Trade of Asia

India’s central bank raises interest rates for the second month in a row and takes “accommodative” out of its stance.

MUMBAI (Reuters) -As most people expected, the Reserve Bank of India raised its key interest rate by 50 basis points on Wednesday. This was the second increase in as many months, and it was done to try to cool Asia’s third-largest economy’s high inflation.

The central bank also got rid of a phrase that had been used for a long time: “future policy will remain accommodative.” This makes it more likely that there will be more rate hikes and other tightening in the coming months as fighting inflation becomes the main goal.

RBI Governor Shaktikanta Das said after the policy decision, “The upside risks to inflation that were talked about at the last policy meeting have come true sooner than expected.”

The monetary policy committee (MPC) increased the key lending rate, also known as the repo rate, by 50 basis points (bps) to 4.90 percent.Both the Standing Deposit Facility rate and the Marginal Standing Facility rate were raised by the same amount, bringing them to 4.65% and 5.155%, respectively.

Das had said before that moving on June 8 was “obvious.” Analysts polled by Reuters, however, had different ideas about how much the Fed would raise rates. Their predictions ranged from 25 to 75 basis points (bps).

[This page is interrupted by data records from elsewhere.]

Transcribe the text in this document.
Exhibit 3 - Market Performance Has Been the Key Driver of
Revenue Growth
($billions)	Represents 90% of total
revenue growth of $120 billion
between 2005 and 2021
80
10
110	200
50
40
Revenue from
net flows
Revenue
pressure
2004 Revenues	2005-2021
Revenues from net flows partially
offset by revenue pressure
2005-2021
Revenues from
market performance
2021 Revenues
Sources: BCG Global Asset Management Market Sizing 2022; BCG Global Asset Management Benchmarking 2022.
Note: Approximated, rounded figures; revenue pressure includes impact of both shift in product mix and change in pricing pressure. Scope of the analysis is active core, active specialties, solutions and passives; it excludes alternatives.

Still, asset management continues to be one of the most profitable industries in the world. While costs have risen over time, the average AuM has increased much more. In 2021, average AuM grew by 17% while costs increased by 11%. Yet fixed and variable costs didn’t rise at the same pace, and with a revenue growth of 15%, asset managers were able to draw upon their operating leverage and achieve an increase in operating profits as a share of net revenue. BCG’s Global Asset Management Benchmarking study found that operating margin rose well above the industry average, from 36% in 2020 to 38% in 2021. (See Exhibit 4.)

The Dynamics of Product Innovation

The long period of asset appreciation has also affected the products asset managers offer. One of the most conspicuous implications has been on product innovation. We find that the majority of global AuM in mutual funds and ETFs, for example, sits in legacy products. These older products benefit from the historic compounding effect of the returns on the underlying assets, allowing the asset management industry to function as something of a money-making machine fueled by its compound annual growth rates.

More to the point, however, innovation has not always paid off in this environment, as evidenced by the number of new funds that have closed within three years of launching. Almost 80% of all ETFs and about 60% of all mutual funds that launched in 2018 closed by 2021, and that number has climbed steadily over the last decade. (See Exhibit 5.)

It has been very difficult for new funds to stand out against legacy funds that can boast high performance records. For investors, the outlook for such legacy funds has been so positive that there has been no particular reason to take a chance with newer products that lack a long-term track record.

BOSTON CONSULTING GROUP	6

The increase on Wednesday comes after a 40-bps rise at an unplanned meeting in early May, which started the central bank’s tightening cycle. Economists think this cycle will be short.

Shilan Shah, a senior India economist at Capital Economics, said, “The more hawkish tone on inflation suggests that the MPC will continue to tighten policy in the coming months, perhaps with another 50bp hike at the next meeting in August.”

INTENSIFYING PRICE PRESSURES

Das said it is likely that inflation will stay above the RBI’s upper tolerance band for the first three quarters of the new financial year, which began on April 1.

The MPC also decided to keep focusing on the withdrawal of accommodation to make sure that inflation stays in the target range in the future and to support growth.

Retail inflation jumped to 7.79% in April compared to the same month last year. This is the fourth month in a row that inflation has been above the RBI’s tolerance range of 2% to 6%, and this is likely to continue as the prices of crude oil, food, and other goods rise around the world.

Price hikes have hurt consumer spending and made the near-term outlook for India’s economic growth worse. In the first three months of 2022, economic growth was at its slowest in a year.

The RBI raised its inflation forecast for 2022/23 from 5.7 percent to 6.7 percent while maintaining its growth forecast at 7.2 percent.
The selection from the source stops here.